A divided three-judge panel of the Fourth Circuit held today that three of President Obama’s appointments to the NLRB were invalid because they did not take place during an intersession recess of the Senate. Senior Judge Hamilton wrote the opinion for the majority in NLRB v. Enterprise Leasing Co. SE, LLC (the lead case on the caption). Judge Duncan joined in full and wrote a separate concurrence. Judge Diaz dissented from the constitutional holding (but concurred in other matters).
Although Judge Hamilton and Judge Duncan were appointed by Presidents Bush 41 and Bush 43, respectively, while Judge Diaz was appointed by President Obama, the best explanation for the differing outcomes tracks methodological rather than partisan political differences. The majority and dissenting opinions exhibit vastly different approaches to constitutional interpretation. The majority emphasizes text and history while the dissent is avowedly pragmatic and functional (indeed the most explicitly functionalist opinion by Judge Diaz that I can recall).

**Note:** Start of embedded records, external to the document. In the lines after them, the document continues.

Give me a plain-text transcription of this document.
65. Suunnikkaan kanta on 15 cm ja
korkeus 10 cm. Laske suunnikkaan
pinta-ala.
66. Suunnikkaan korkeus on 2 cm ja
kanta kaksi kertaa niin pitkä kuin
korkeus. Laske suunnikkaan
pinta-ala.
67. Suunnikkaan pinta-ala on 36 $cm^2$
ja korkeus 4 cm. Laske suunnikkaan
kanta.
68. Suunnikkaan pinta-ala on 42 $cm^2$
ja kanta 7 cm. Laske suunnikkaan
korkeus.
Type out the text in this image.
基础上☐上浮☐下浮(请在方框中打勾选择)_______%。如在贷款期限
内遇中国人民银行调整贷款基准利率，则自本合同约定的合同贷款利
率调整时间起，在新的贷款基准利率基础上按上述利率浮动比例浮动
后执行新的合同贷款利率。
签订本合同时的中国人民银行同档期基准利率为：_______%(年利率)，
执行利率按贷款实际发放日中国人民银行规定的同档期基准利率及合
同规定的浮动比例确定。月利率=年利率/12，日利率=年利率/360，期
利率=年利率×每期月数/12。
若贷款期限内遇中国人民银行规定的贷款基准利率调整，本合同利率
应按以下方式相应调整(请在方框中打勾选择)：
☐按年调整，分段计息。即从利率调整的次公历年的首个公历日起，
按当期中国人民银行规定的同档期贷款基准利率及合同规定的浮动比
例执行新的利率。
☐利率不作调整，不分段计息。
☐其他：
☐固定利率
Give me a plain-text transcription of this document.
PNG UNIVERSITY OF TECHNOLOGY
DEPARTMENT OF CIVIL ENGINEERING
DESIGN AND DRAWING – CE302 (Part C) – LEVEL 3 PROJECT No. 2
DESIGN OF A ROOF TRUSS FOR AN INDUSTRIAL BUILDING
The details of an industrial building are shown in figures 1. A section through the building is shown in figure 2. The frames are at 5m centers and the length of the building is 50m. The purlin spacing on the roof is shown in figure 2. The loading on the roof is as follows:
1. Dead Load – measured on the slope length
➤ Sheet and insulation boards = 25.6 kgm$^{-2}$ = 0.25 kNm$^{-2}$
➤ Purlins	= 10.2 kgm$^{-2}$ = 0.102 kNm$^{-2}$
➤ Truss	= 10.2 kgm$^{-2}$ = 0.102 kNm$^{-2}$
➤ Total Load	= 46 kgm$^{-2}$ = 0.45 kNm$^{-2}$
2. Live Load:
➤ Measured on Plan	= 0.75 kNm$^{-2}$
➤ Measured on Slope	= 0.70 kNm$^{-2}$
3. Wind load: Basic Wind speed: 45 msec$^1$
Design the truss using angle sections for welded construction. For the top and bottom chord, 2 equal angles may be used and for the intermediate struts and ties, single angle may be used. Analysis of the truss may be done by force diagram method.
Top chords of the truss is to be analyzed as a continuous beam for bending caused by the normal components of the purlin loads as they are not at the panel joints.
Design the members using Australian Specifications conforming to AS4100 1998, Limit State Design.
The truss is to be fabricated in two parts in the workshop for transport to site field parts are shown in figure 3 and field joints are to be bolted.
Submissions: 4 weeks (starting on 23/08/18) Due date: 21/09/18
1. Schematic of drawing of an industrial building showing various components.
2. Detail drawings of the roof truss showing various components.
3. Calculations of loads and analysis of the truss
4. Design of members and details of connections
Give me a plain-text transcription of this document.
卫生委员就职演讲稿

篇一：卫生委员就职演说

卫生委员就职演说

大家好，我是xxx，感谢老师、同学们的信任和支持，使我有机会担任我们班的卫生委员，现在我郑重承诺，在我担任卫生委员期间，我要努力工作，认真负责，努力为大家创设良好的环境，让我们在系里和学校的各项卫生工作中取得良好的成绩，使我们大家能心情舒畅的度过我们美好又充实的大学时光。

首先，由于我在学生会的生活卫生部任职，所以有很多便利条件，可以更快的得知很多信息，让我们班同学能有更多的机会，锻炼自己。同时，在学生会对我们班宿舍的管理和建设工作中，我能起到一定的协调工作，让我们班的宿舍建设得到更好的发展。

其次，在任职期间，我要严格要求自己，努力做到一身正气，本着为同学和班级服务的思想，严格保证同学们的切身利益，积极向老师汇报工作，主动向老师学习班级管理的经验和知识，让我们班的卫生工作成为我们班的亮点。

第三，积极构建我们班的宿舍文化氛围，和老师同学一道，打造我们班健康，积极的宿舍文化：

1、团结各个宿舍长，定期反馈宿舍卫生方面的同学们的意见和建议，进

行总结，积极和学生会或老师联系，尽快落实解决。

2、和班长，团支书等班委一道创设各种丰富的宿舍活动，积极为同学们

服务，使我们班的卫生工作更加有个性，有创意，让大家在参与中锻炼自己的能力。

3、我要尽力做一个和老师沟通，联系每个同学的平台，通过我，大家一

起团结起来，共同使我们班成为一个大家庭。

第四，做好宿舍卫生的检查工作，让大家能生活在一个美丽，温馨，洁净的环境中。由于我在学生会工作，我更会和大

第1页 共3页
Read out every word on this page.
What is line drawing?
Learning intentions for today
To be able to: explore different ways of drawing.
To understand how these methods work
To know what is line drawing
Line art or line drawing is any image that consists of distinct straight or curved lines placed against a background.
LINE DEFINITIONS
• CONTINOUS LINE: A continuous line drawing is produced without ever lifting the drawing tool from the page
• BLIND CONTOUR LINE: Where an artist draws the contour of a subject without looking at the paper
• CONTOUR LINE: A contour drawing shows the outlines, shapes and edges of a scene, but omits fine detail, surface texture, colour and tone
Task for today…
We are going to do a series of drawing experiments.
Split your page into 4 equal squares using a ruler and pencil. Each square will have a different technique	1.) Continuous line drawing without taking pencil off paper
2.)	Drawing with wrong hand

The Fourth Circuit’s decision bodes poorly for the Administration when the Supreme Court addresses these issues next Term in NLRB v. Noel Canning. This assessment is based not simply on the bottom-line conclusion reached by the Fourth Circuit, but on how the opinions were reasoned. On issues like these, the majority of the Supreme Court is methodologically closer to Judge Hamilton than Judge Diaz. It is difficult to see a majority of the Court hewing to the reasoning and conclusions reached by Judge Diaz in this case.